Crispin Pemberton-Pigott crispinpigott at gmail.com
Sat Dec 4 10:28:52 CST 2010


Dear Timothy

Further to Paul's questions and answers, I thought I should mention
something that you and Xavier may find helpful.

When measuring the CO2, CO and other emissions from a stove (or any
combustion) is it important to know whether the 'increase' was due perhaps
to reduced dilution by excess air passing through the stove.

If you make a stove you can quantify the emissions or measure the
concentration. These are quite different things. Quantification means
calculating the whole volume then the mass on the ingredients. Measuring
concentration as they pass out of the stove does not really tell us much
about the total emitted.

The PEMS hood and the software that goes with it, or the SeTAR Centre
methods (and others) measure the whole quantity emitted.   I feel this was
not explicitly covered by Paul's response.

>2.  Having higher CO2 does not match up with higher CO and PM.
>     Either:
>      a.   The amount of fuel (energy value, not the weight) in the  
>briquette is greater than the fuel of the pine wood.    or
>
>      b.  The fire is more intense for the briquette, resulting in  
>higher CO2 during a shorter period of time.    or
>
>      c.  Something else that needs to be mentioned.

Well the something else is excess air. If you do not know how diluted the
gas stream was (because of variable amounts of air passing through the
stove) it is pretty difficult to assess if one or other of the gases has
increased or decreased.

John Davies in South Africa is trying to develop a low cost measuring
instrument that will be able to collect enough information to asses in real
time what is being emitted and how diluted it is.

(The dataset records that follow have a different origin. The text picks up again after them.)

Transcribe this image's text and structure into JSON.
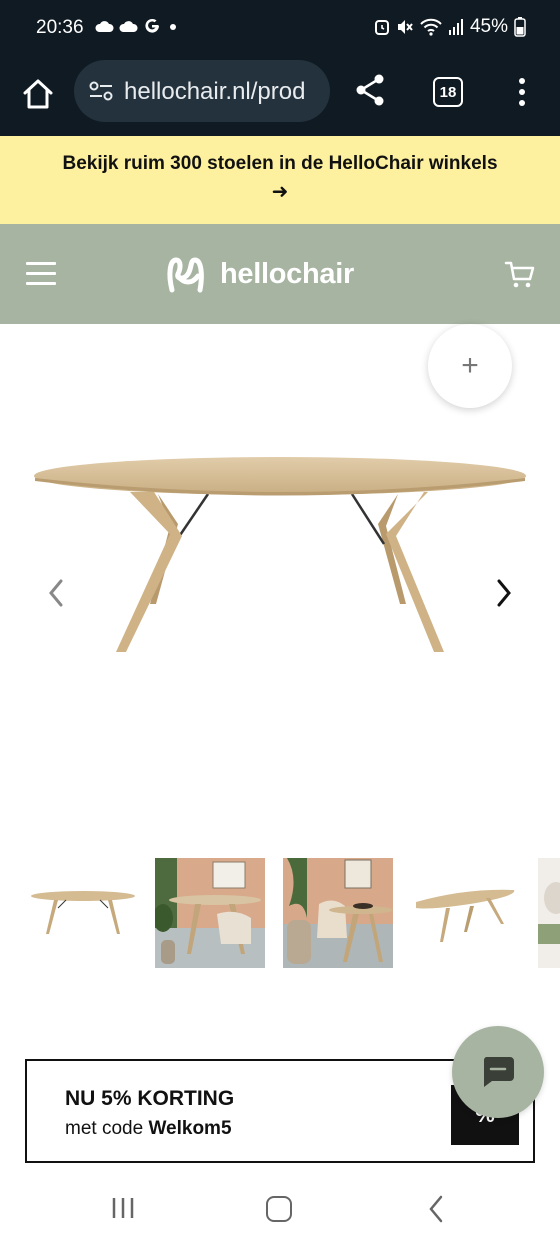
{
  "status_bar": {
    "time": "20:36",
    "battery": "45%",
    "icons": [
      "cloud-icon",
      "cloud-icon",
      "google-icon",
      "dot-icon",
      "alarm-icon",
      "mute-icon",
      "wifi-icon",
      "signal-icon",
      "battery-icon"
    ]
  },
  "browser": {
    "url": "hellochair.nl/prod",
    "tab_count": "18"
  },
  "promo": {
    "text": "Bekijk ruim 300 stoelen in de HelloChair winkels",
    "arrow": "➜"
  },
  "header": {
    "logo_text": "hellochair"
  },
  "gallery": {
    "zoom_label": "+",
    "thumbnail_count": 5
  },
  "discount": {
    "title": "NU 5% KORTING",
    "subtitle_prefix": "met code ",
    "code": "Welkom5",
    "badge": "%"
  },
  "colors": {
    "dark_bar": "#0f1a23",
    "promo_bg": "#fdf09e",
    "header_bg": "#a7b4a2",
    "wood": "#d9c29b"
  }
}
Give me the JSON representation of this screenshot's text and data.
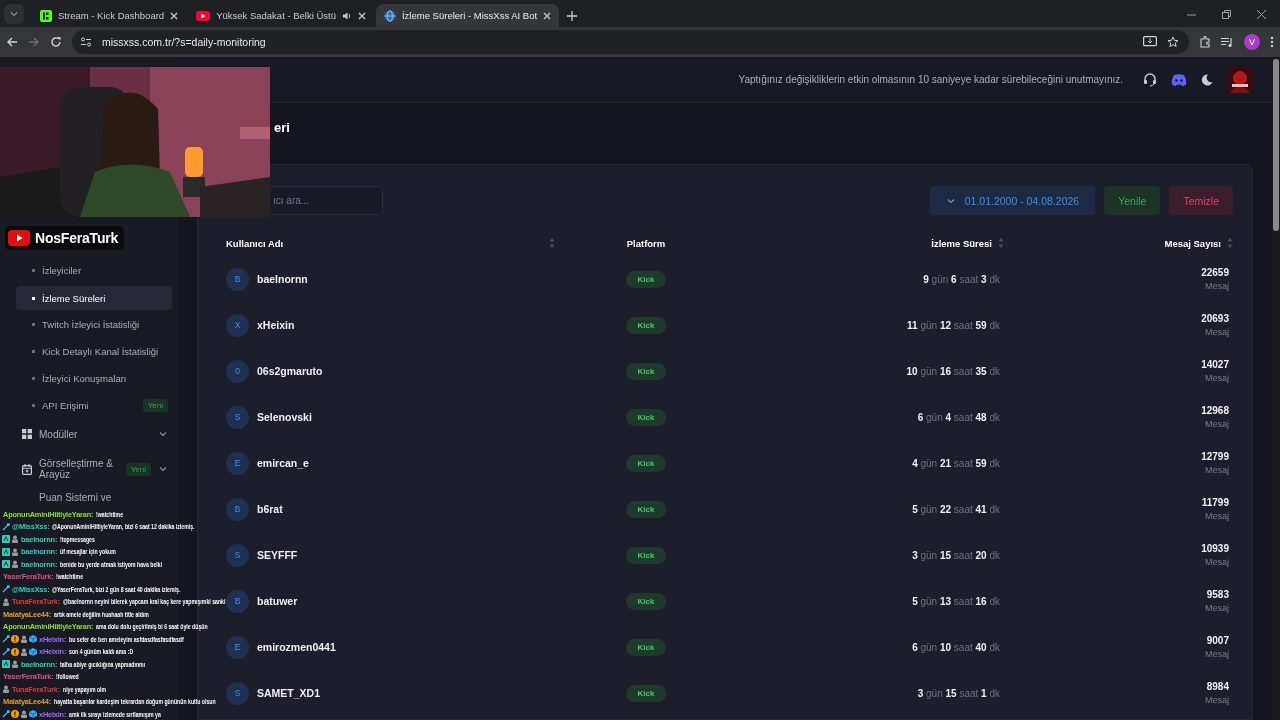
{
  "browser": {
    "tabs": [
      {
        "title": "Stream - Kick Dashboard",
        "kind": "kick",
        "audio": false,
        "selected": false
      },
      {
        "title": "Yüksek Sadakat - Belki Üstü",
        "kind": "youtube",
        "audio": true,
        "selected": false
      },
      {
        "title": "İzleme Süreleri - MissXss AI Bot",
        "kind": "globe",
        "audio": false,
        "selected": true
      }
    ],
    "url": "missxss.com.tr/?s=daily-monitoring",
    "profile": "V"
  },
  "header": {
    "notice": "Yaptığınız değişikliklerin etkin olmasının 10 saniyeye kadar sürebileceğini unutmayınız."
  },
  "sidebar": {
    "items": [
      {
        "label": "İzleyiciler",
        "kind": "sub",
        "selected": false
      },
      {
        "label": "İzleme Süreleri",
        "kind": "sub",
        "selected": true
      },
      {
        "label": "Twitch İzleyici İstatisliği",
        "kind": "sub",
        "selected": false
      },
      {
        "label": "Kick Detaylı Kanal İstatisliği",
        "kind": "sub",
        "selected": false
      },
      {
        "label": "İzleyici Konuşmaları",
        "kind": "sub",
        "selected": false
      },
      {
        "label": "API Erişimi",
        "kind": "sub",
        "badge": "Yeni",
        "selected": false
      },
      {
        "label": "Modüller",
        "kind": "grid",
        "selected": false
      },
      {
        "label": "Görselleştirme & Arayüz",
        "kind": "calendar",
        "badge": "Yeni",
        "selected": false
      },
      {
        "label": "Puan Sistemi ve",
        "kind": "short",
        "selected": false
      }
    ]
  },
  "page": {
    "title": "eri",
    "search": {
      "placeholder": "ıcı ara..."
    },
    "date_range": "01.01.2000 - 04.08.2026",
    "buttons": [
      {
        "label": "Yenile",
        "kind": "refresh"
      },
      {
        "label": "Temizle",
        "kind": "clear"
      }
    ]
  },
  "table": {
    "columns": [
      {
        "label": "Kullanıcı Adı",
        "sortable": true
      },
      {
        "label": "Platform",
        "sortable": false
      },
      {
        "label": "İzleme Süresi",
        "sortable": true
      },
      {
        "label": "Mesaj Sayısı",
        "sortable": true
      }
    ],
    "rows": [
      {
        "initial": "B",
        "user": "baelnornn",
        "platform": "Kick",
        "watch_time": "**9** gün **6** saat **3** dk",
        "messages": "22659",
        "unit": "Mesaj"
      },
      {
        "initial": "X",
        "user": "xHeixin",
        "platform": "Kick",
        "watch_time": "**11** gün **12** saat **59** dk",
        "messages": "20693",
        "unit": "Mesaj"
      },
      {
        "initial": "0",
        "user": "06s2gmaruto",
        "platform": "Kick",
        "watch_time": "**10** gün **16** saat **35** dk",
        "messages": "14027",
        "unit": "Mesaj"
      },
      {
        "initial": "S",
        "user": "Selenovski",
        "platform": "Kick",
        "watch_time": "**6** gün **4** saat **48** dk",
        "messages": "12968",
        "unit": "Mesaj"
      },
      {
        "initial": "E",
        "user": "emircan_e",
        "platform": "Kick",
        "watch_time": "**4** gün **21** saat **59** dk",
        "messages": "12799",
        "unit": "Mesaj"
      },
      {
        "initial": "B",
        "user": "b6rat",
        "platform": "Kick",
        "watch_time": "**5** gün **22** saat **41** dk",
        "messages": "11799",
        "unit": "Mesaj"
      },
      {
        "initial": "S",
        "user": "SEYFFF",
        "platform": "Kick",
        "watch_time": "**3** gün **15** saat **20** dk",
        "messages": "10939",
        "unit": "Mesaj"
      },
      {
        "initial": "B",
        "user": "batuwer",
        "platform": "Kick",
        "watch_time": "**5** gün **13** saat **16** dk",
        "messages": "9583",
        "unit": "Mesaj"
      },
      {
        "initial": "E",
        "user": "emirozmen0441",
        "platform": "Kick",
        "watch_time": "**6** gün **10** saat **40** dk",
        "messages": "9007",
        "unit": "Mesaj"
      },
      {
        "initial": "S",
        "user": "SAMET_XD1",
        "platform": "Kick",
        "watch_time": "**3** gün **15** saat **1** dk",
        "messages": "8984",
        "unit": "Mesaj"
      }
    ]
  },
  "overlay": {
    "channel": "NosFeraTurk",
    "chat": [
      {
        "user": "AponunAminiHiltiyleYaran:",
        "color": "#8fdc2a",
        "kind": "plain",
        "text": "!watchtime"
      },
      {
        "user": "@MissXss:",
        "color": "#2fd0b8",
        "kind": "bot",
        "text": "@AponunAminiHiltiyleYaran, bizi 6 saat 12 dakika izlemiş."
      },
      {
        "user": "baelnornn:",
        "color": "#2fd0b8",
        "kind": "sub",
        "text": "!topmessages"
      },
      {
        "user": "baelnornn:",
        "color": "#2fd0b8",
        "kind": "sub",
        "text": "üf mesajlar için yokum"
      },
      {
        "user": "baelnornn:",
        "color": "#2fd0b8",
        "kind": "sub",
        "text": "benide bu yerde atmak istiyom hava belki"
      },
      {
        "user": "YaserFeraTurk:",
        "color": "#e05080",
        "kind": "plain",
        "text": "!watchtime"
      },
      {
        "user": "@MissXss:",
        "color": "#2fd0b8",
        "kind": "bot",
        "text": "@YaserFeraTurk, bizi 2 gün 8 saat 40 dakika izlemiş."
      },
      {
        "user": "TunaFeraTurk:",
        "color": "#e03a3a",
        "kind": "viewer",
        "text": "@baelnornn neyini bilerek yapcam kral kaç kere yapmışımki sanki"
      },
      {
        "user": "MalatyaLee44:",
        "color": "#e0a02a",
        "kind": "plain",
        "text": "artık amele değilim huahaah title aldım"
      },
      {
        "user": "AponunAminiHiltiyleYaran:",
        "color": "#8fdc2a",
        "kind": "plain",
        "text": "ama dolu dolu geçirilmiş bi 6 saat öyle düşün"
      },
      {
        "user": "xHeixin:",
        "color": "#9a6cff",
        "kind": "vip",
        "text": "bu sefer de ben ameleyim asfdasdfasfasdfasdf"
      },
      {
        "user": "xHeixin:",
        "color": "#9a6cff",
        "kind": "vip",
        "text": "son 4 günüm kaldı ama :D"
      },
      {
        "user": "baelnornn:",
        "color": "#2fd0b8",
        "kind": "sub",
        "text": "talha abiye gıcıklığına yapmadınmı"
      },
      {
        "user": "YaserFeraTurk:",
        "color": "#e05080",
        "kind": "plain",
        "text": "!followed"
      },
      {
        "user": "TunaFeraTurk:",
        "color": "#e03a3a",
        "kind": "viewer",
        "text": "niye yapayım olm"
      },
      {
        "user": "MalatyaLee44:",
        "color": "#e0a02a",
        "kind": "plain",
        "text": "hayatta başarılar kardeşim tekrardan doğum gününün kutlu olsun"
      },
      {
        "user": "xHeixin:",
        "color": "#9a6cff",
        "kind": "vip",
        "text": "amk ilk sırayı izlemede sırtlamışım ya"
      }
    ]
  }
}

My message is on mostly caution: if the CO has reduced in ppm, you want to
see that the CO2 level has simultaneously increased, indicating better
combustion with less excess air.

If CO drops by 25% and CO2 by 50%, it is definitely working worse than
before, in a more diluted environment. Dividing the CO by CO2 will give a
common measure of 'combustion inefficiency'. This metric is widely used to
regulate the emissions from fuel burning products. The dilution is
immaterial when one makes such a measurement, hence its usefulness.